As the Covid-19 pandemic takes its toll on people not just physically but mentally, it has been observed that unable to move around freely, many people including architects and designers are finding comfort in food. Boccia writes an opinion piece with an acute sense of persiflage in which he imagines what some of the most well-known architects eat and how does it influence their work.

Sergio Boccia

Eating, we fight with death.

Is this never-ending combat affecting architects’ work?

It is a crucial problem that deserves attention.

How consuming a juicy steak or a luminous sorbet is changing our design?

What was Frank Lloyd Wright eating in order to imagine the MoMA? Escargot, I like to think.

This investigation started while I was studying Finnish masters.

Who was the hardest drinker at work: Alvar Aalto or Juha Leiviskä?

I can testify the latter is a talented contender. Considering the lyricism and musicality, he is the Jimi Hendrix of architecture and his diet, whatever the menu, is a very fruitful one.

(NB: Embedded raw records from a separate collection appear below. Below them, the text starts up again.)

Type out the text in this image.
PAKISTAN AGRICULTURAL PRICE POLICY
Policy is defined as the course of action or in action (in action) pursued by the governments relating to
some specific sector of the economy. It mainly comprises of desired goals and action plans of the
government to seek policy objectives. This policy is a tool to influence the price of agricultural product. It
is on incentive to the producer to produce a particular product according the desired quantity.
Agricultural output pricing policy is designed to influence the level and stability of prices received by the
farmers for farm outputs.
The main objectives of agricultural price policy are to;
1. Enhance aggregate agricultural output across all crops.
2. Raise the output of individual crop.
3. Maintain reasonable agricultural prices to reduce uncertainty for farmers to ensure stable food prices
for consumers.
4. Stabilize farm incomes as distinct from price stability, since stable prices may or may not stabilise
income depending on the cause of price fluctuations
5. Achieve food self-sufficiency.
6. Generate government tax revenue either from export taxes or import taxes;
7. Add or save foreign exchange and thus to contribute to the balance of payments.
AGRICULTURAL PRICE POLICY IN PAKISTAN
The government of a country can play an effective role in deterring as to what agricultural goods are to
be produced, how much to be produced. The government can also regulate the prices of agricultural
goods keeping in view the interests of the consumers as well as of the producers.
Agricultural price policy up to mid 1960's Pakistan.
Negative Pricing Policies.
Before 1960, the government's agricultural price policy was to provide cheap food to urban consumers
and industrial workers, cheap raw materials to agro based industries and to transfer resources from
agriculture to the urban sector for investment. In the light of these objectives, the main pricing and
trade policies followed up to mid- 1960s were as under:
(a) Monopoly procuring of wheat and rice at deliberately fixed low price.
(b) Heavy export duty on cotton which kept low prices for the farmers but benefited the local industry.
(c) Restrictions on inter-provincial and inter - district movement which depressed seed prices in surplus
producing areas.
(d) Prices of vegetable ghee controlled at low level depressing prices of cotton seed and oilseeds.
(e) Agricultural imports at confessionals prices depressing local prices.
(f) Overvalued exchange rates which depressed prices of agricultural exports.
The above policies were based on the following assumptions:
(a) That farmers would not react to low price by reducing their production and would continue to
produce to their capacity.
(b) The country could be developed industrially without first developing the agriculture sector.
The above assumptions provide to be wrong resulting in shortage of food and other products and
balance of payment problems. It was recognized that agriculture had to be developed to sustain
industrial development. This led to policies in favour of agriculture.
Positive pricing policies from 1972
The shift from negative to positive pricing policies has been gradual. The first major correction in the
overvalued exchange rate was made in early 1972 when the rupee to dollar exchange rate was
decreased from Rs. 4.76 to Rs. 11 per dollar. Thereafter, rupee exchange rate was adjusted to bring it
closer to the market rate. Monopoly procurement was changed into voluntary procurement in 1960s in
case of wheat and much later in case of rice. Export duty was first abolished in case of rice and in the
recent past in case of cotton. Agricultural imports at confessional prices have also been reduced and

Renzo Piano is delighted by a personal chef, and there’s a consistency between healthy lifestyle and his socially responsible planning.

What about John Pawson? I predict white rice over off-white rice.

Zaha Hadid? Surely, she was fascinated with cheese fondue considering the ivory melting volumes.

And Claudio Silvestrin? Nothing at all – abstinence is the way to asceticism in architecture.

But surely a meal filled with surprise and sparks should work as a catalyst for creativity?

Assuming a more realistic point of view, the initial syllogism should be reversed: It is what we design to determine our nutrition.

Success brings caviar and abalone; failure pushes us to kebabs and cardboard pizzas.

As explained in Mickey Rourke vs the vegan nuns in The year of the Dragon – a movie enriched with noticeable interiors – the complete fiasco is leading him to junk food, surely not the other way.

Call it transition to maturity: You are what you eat.

Simple and intuitive as a good concept, this is however overshadowed by other factors at play.

Truth is that architects’ diet is a consequence of their success, which is a consequence of how many likes their pictures are collecting – from Instant-food to INSTA-food, the step is short and quick.